Está justificado uma despesa tão pequena em cooperação ao desenvolvimento por parte de uma ONG como a Humana? "Não", aponta o ex-responsável ao área de resíduos de Ecologistas em ação, Daniel López Marijuan, que explica que esta entidade de origem dinamarquesa "não é uma ONG nem uma entidade social", pois com ela "sucede o mesmo que com Ecoembes: são entidades que é melhor as chamar de sinônimo de lucro". Segundo este especialista, a Humana sempre foi questionada porque os princípios que diz ter --sustentabilidade e justiça social-- "não são mais que uma lavagem de cara para esconder os seus interesses comerciais".
Nem tão sustentável nem tão social
É sustentável e tem um impato social positivo vender quase a metade da roupa que se recolhe em Espanha em países como Moçambique e Angola? "Nas lojas de nosso país há excedente e em África vendem-se a preços locais", apontam da Humana, que reconhecem que se conhecessem outro sistema mais sustentável que a via marítima, utilizá-lo-iam.
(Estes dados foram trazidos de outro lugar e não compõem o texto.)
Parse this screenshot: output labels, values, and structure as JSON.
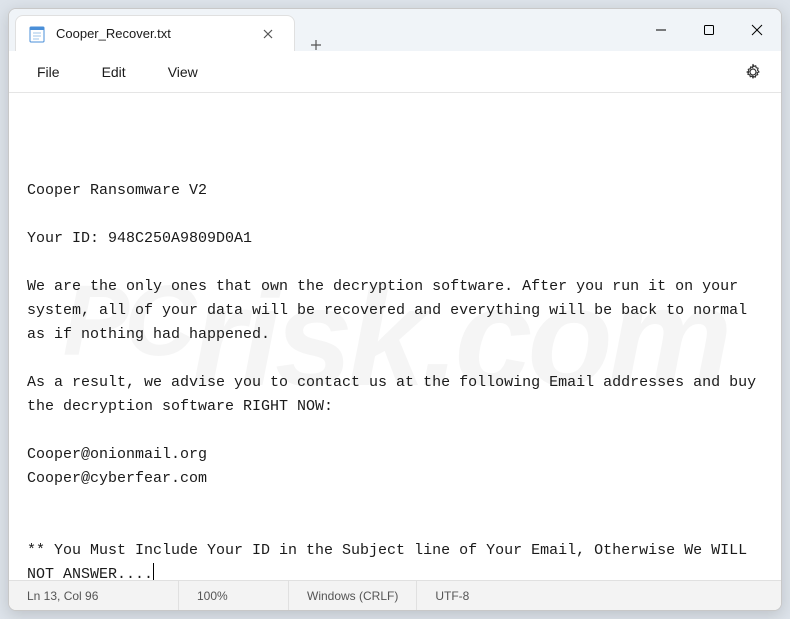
{
  "tab": {
    "title": "Cooper_Recover.txt"
  },
  "menu": {
    "file": "File",
    "edit": "Edit",
    "view": "View"
  },
  "document": {
    "line1": "Cooper Ransomware V2",
    "line2": "Your ID: 948C250A9809D0A1",
    "line3": "We are the only ones that own the decryption software. After you run it on your system, all of your data will be recovered and everything will be back to normal as if nothing had happened.",
    "line4": "As a result, we advise you to contact us at the following Email addresses and buy the decryption software RIGHT NOW:",
    "line5": "Cooper@onionmail.org",
    "line6": "Cooper@cyberfear.com",
    "line7": "** You Must Include Your ID in the Subject line of Your Email, Otherwise We WILL NOT ANSWER...."
  },
  "status": {
    "position": "Ln 13, Col 96",
    "zoom": "100%",
    "eol": "Windows (CRLF)",
    "encoding": "UTF-8"
  }
}
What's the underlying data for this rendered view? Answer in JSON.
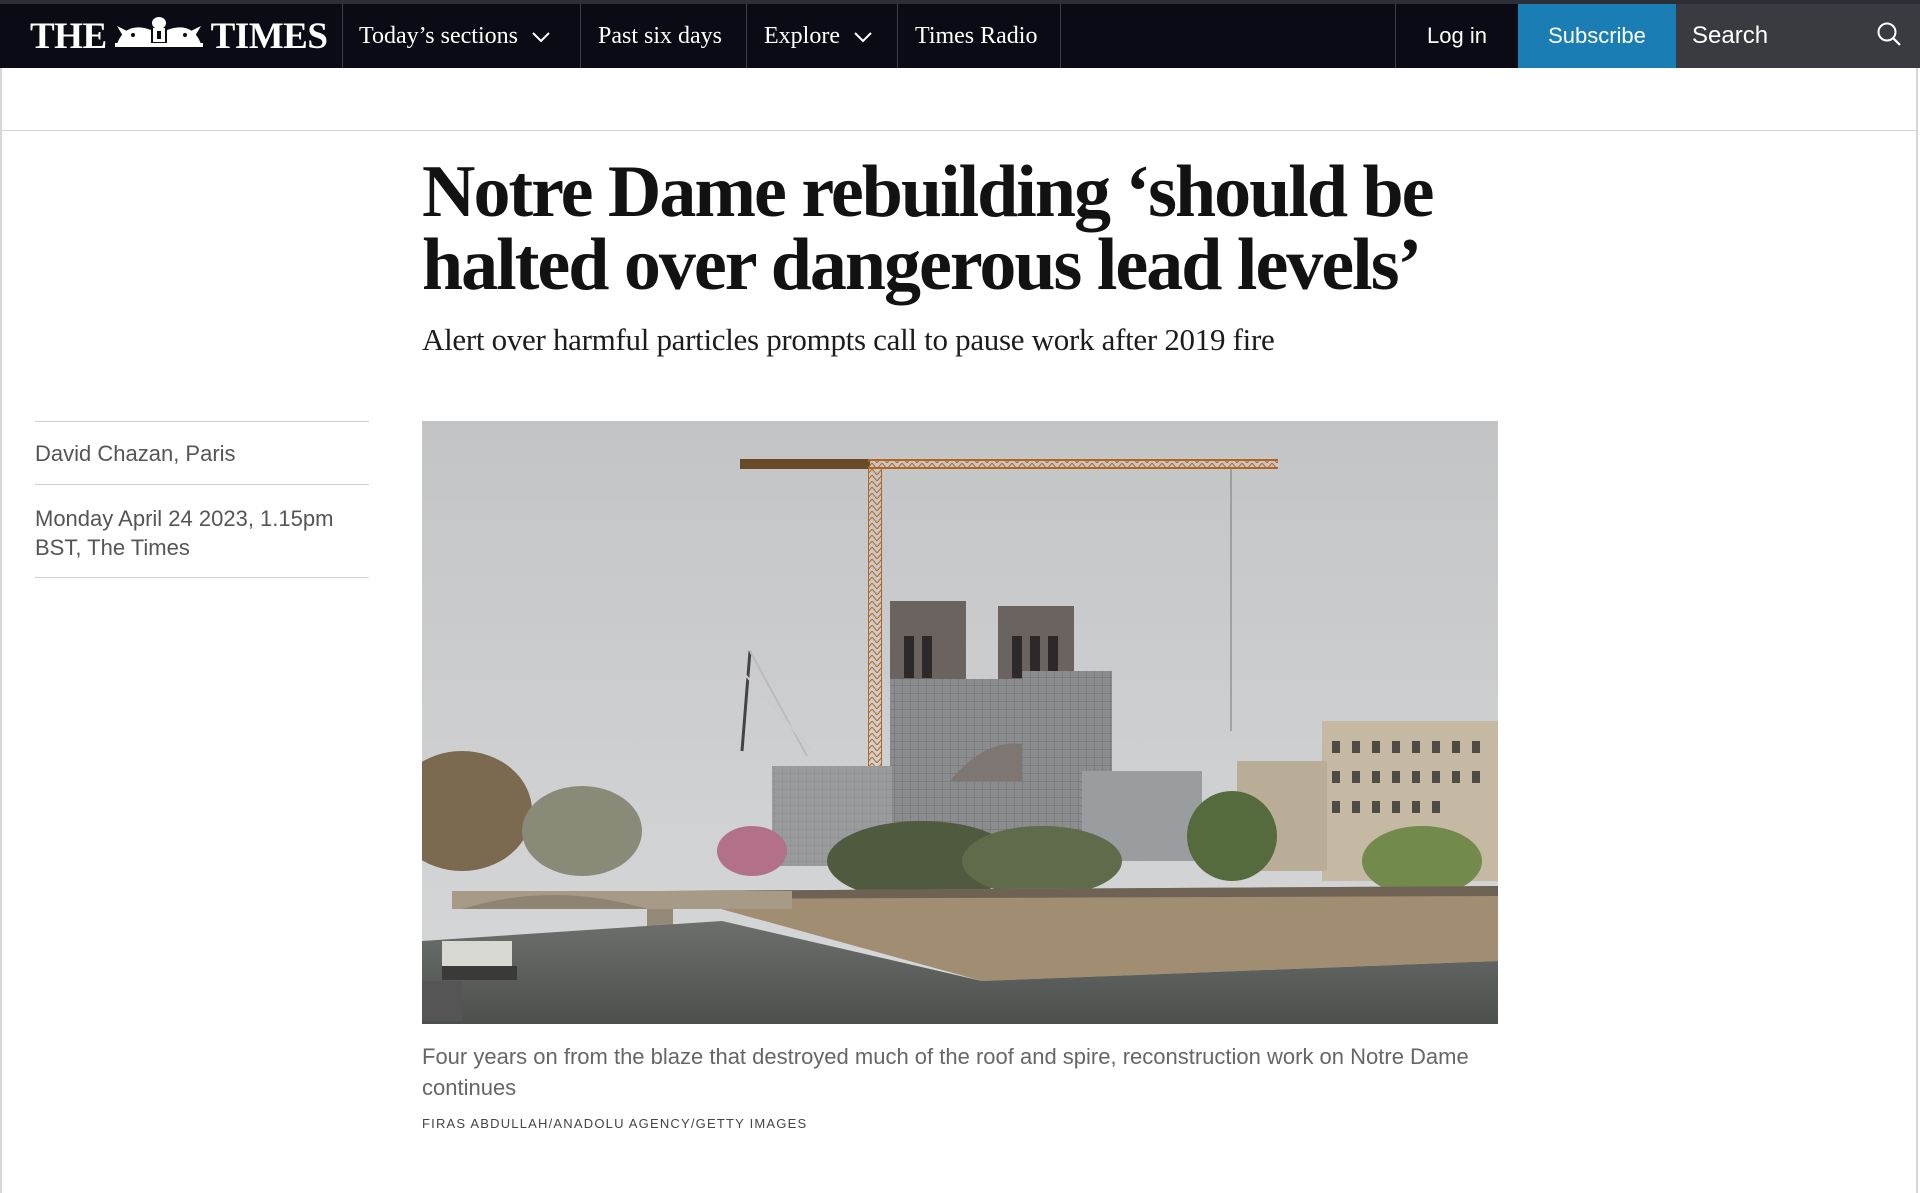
{
  "header": {
    "logo_left": "THE",
    "logo_right": "TIMES",
    "nav": [
      {
        "label": "Today’s sections",
        "has_dropdown": true
      },
      {
        "label": "Past six days",
        "has_dropdown": false
      },
      {
        "label": "Explore",
        "has_dropdown": true
      },
      {
        "label": "Times Radio",
        "has_dropdown": false
      }
    ],
    "login_label": "Log in",
    "subscribe_label": "Subscribe",
    "search_label": "Search"
  },
  "article": {
    "headline": "Notre Dame rebuilding ‘should be halted over dangerous lead levels’",
    "standfirst": "Alert over harmful particles prompts call to pause work after 2019 fire",
    "author": "David Chazan, Paris",
    "dateline": "Monday April 24 2023, 1.15pm BST, The Times",
    "image": {
      "caption": "Four years on from the blaze that destroyed much of the roof and spire, reconstruction work on Notre Dame continues",
      "credit": "FIRAS ABDULLAH/ANADOLU AGENCY/GETTY IMAGES"
    }
  },
  "colors": {
    "topbar": "#0b0b16",
    "subscribe": "#1a7db3",
    "search_bg": "#3a3b40",
    "headline": "#121212",
    "byline": "#555555"
  },
  "icons": {
    "nav_dropdown": "chevron-down-icon",
    "search": "search-icon",
    "logo": "royal-crest-icon"
  }
}
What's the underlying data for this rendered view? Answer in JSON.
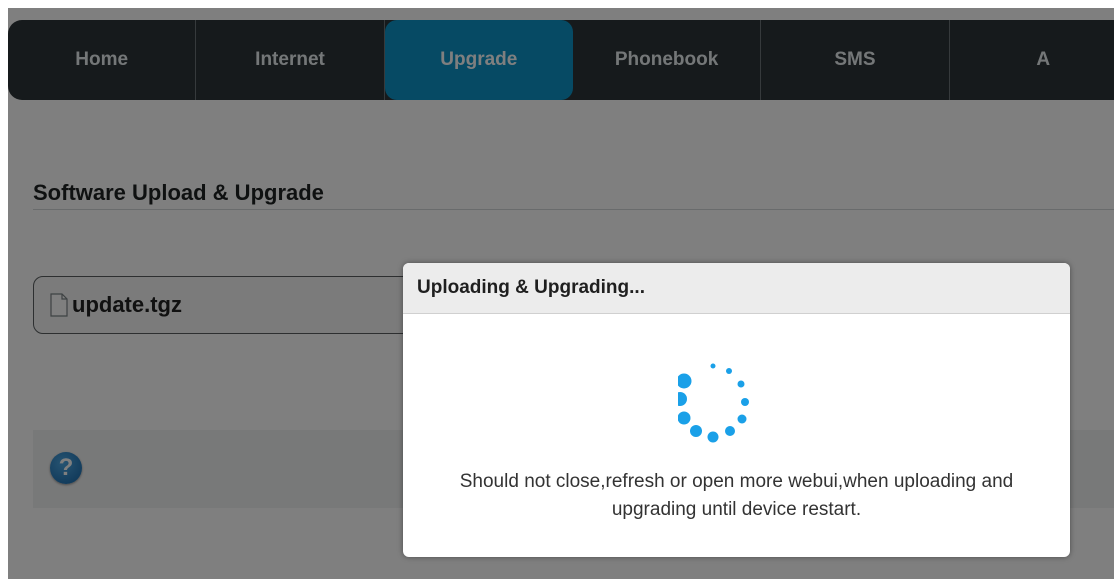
{
  "nav": {
    "tabs": [
      {
        "label": "Home",
        "active": false
      },
      {
        "label": "Internet",
        "active": false
      },
      {
        "label": "Upgrade",
        "active": true
      },
      {
        "label": "Phonebook",
        "active": false
      },
      {
        "label": "SMS",
        "active": false
      },
      {
        "label": "A",
        "active": false
      }
    ]
  },
  "page": {
    "title": "Software Upload & Upgrade",
    "file_name": "update.tgz"
  },
  "modal": {
    "title": "Uploading & Upgrading...",
    "message_line1": "Should not close,refresh or open more webui,when uploading and",
    "message_line2": "upgrading until device restart."
  },
  "colors": {
    "nav_bg": "#2d3538",
    "active_tab": "#0d95c9",
    "spinner": "#1aa0e8"
  },
  "icons": [
    "file-icon",
    "help-icon",
    "spinner-icon"
  ]
}
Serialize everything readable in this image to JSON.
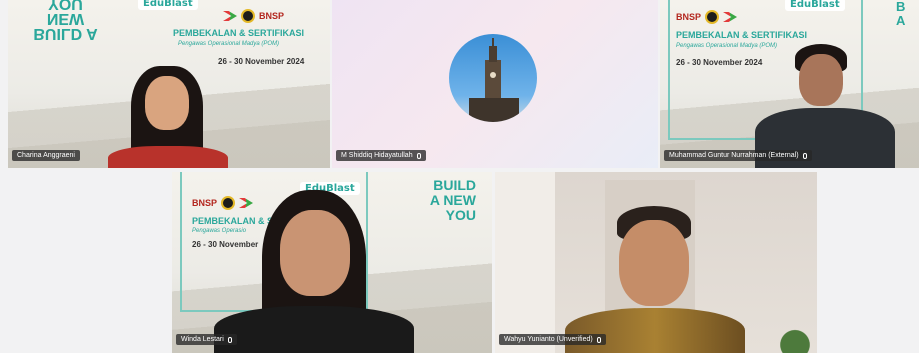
{
  "participants": [
    {
      "name": "Charina Anggraeni",
      "banner": {
        "headline_mirrored": "BUILD A NEW YOU",
        "brand": "EduBlast",
        "org": "BNSP",
        "title": "PEMBEKALAN & SERTIFIKASI",
        "subtitle": "Pengawas Operasional Madya (POM)",
        "dates": "26 - 30 November 2024"
      }
    },
    {
      "name": "M Shiddiq Hidayatullah",
      "avatar_icon": "tower-avatar-icon"
    },
    {
      "name": "Muhammad Guntur Nurrahman (External)",
      "banner": {
        "org": "BNSP",
        "brand": "EduBlast",
        "title": "PEMBEKALAN & SERTIFIKASI",
        "subtitle": "Pengawas Operasional Madya (POM)",
        "dates": "26 - 30 November 2024",
        "headline_partial": "B A"
      }
    },
    {
      "name": "Winda Lestari",
      "banner": {
        "org": "BNSP",
        "brand": "EduBlast",
        "title": "PEMBEKALAN & S",
        "subtitle": "Pengawas Operasio",
        "dates": "26 - 30 November",
        "headline": [
          "BUILD",
          "A NEW",
          "YOU"
        ]
      }
    },
    {
      "name": "Wahyu Yunianto (Unverified)"
    }
  ],
  "colors": {
    "accent_teal": "#2aa79b",
    "label_bg": "#282828"
  }
}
Mas o problema não é só a impressão ecológica. "É um movimento oposto à sustentabilidade com o qual se cria uma concorrência no país destinatário que rompe os preços e destrói a produção das oficinas autóctones", denúncia López sobre o "magro favor" da Humana no continente vizinho.
Se se compara a Humana com empresas de moda como Zara e Mongo, "logicamente sai a ganhar", enfatiza Morán, que explica que o problema não é a compra de roupa de segunda mão, que é uma iniciativa magnífica, mas sim optar por uma loja que se vende como "de reutilização" quando a realidade é que "quase metade do que recolhem acaba em aterros ou mal reciclado por terceiros". Na opinião desta especialista, é necessário evitar o fast fashion a toda o custo, optar por lojas que garantam toda a cadeia de valor, e, no caso de comprar roupa de segunda mão, apostar em alternativas sustentáveis como a Associação Espanhola de Recuperadores de Economia Social e Solidária (Aeress) ou outras iniciativas que têm mais raizes e benefícios sociais.